Project description:We developed a laboratory-scale model to improve our understanding and capacity to assess the biological risks of genetically engineered bacteria and their genetic elements in the natural environment. Our hypothetical scenario concerns an industrial bioreactor failure resulting in the introduction of genetically engineered bacteria to a downstream municipal wastewater treatment plant (MWWTP). As the first step towards developing a model for this scenario, we sampled microbial communities from the aeration basin of a MWWTP at three seasonal time points. Having established a baseline for community composition, we investigated how the community changed when propagated in the laboratory, including cell culture media conditions that could provide selective pressure in future studies. Specifically, using PhyloChip 16S rRNA gene-targeting microarrays, we compared the compositions of sampled communities to those of inoculates propagated in the laboratory in simulated wastewater conditionally amended with various carbon sources (glucose, chloroacetate, D-threonine) or the ionic liquid 1-ethyl-3-methylimidazolium chloride ([C2mim]Cl). Proteobacteria, Bacteroidetes, and Actinobacteria were predominant in aeration basin and laboratory-cultured populations.
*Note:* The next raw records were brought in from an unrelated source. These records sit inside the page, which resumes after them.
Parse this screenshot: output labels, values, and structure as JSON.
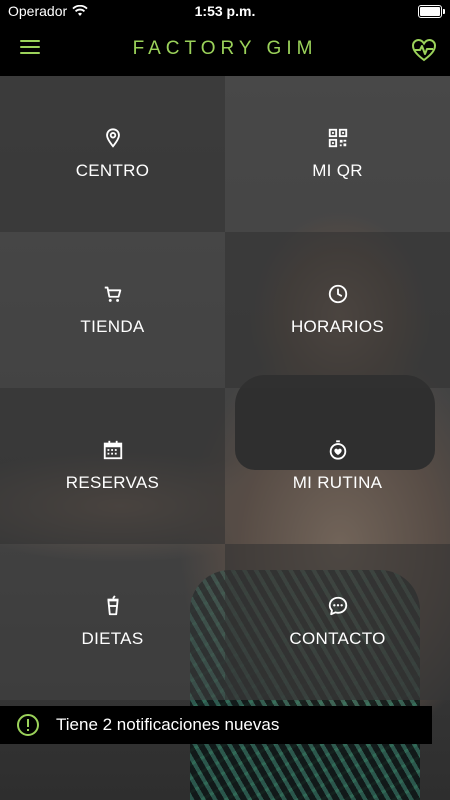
{
  "status_bar": {
    "carrier": "Operador",
    "time": "1:53 p.m."
  },
  "header": {
    "title": "FACTORY GIM",
    "menu_icon": "hamburger-menu-icon",
    "action_icon": "heart-pulse-icon"
  },
  "accent_color": "#9bd25a",
  "menu": {
    "items": [
      {
        "label": "CENTRO",
        "icon": "location-pin-icon"
      },
      {
        "label": "MI QR",
        "icon": "qr-code-icon"
      },
      {
        "label": "TIENDA",
        "icon": "shopping-cart-icon"
      },
      {
        "label": "HORARIOS",
        "icon": "clock-icon"
      },
      {
        "label": "RESERVAS",
        "icon": "calendar-icon"
      },
      {
        "label": "MI RUTINA",
        "icon": "stopwatch-heart-icon"
      },
      {
        "label": "DIETAS",
        "icon": "drink-cup-icon"
      },
      {
        "label": "CONTACTO",
        "icon": "chat-bubble-icon"
      }
    ]
  },
  "notification": {
    "text": "Tiene 2 notificaciones nuevas",
    "icon": "alert-circle-icon"
  }
}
Laboratory-cultured populations were enriched in Gammaproteobacteria. Enterobacteriaceae and Aeromonadaceae were enriched by glucose, Pseudomonadaceae by chloroacetate and D-threonine, and Burkholderiaceae by high (50 mM) concentrations of chloroacetate. Microbial populations cultured with chloroacetate and D-threonine were more similar to sampled populations than thoes cultured with glucose or [C2mim]Cl. Although observed relative richness in operational taxonomic units was lower for laboratory cultures than for sampled populations, both flask and reactor systems cultured phylogenetically diverse communities. These results importantly provide a foundation for laboratory models of industrial bioreactor failure scenarios. 46 samples, flask and reactor experiments were conducted in triplicate with two exceptions: [C2mim]Cl_flask and No-Carbon_flask treatments had only one sample (no replicates).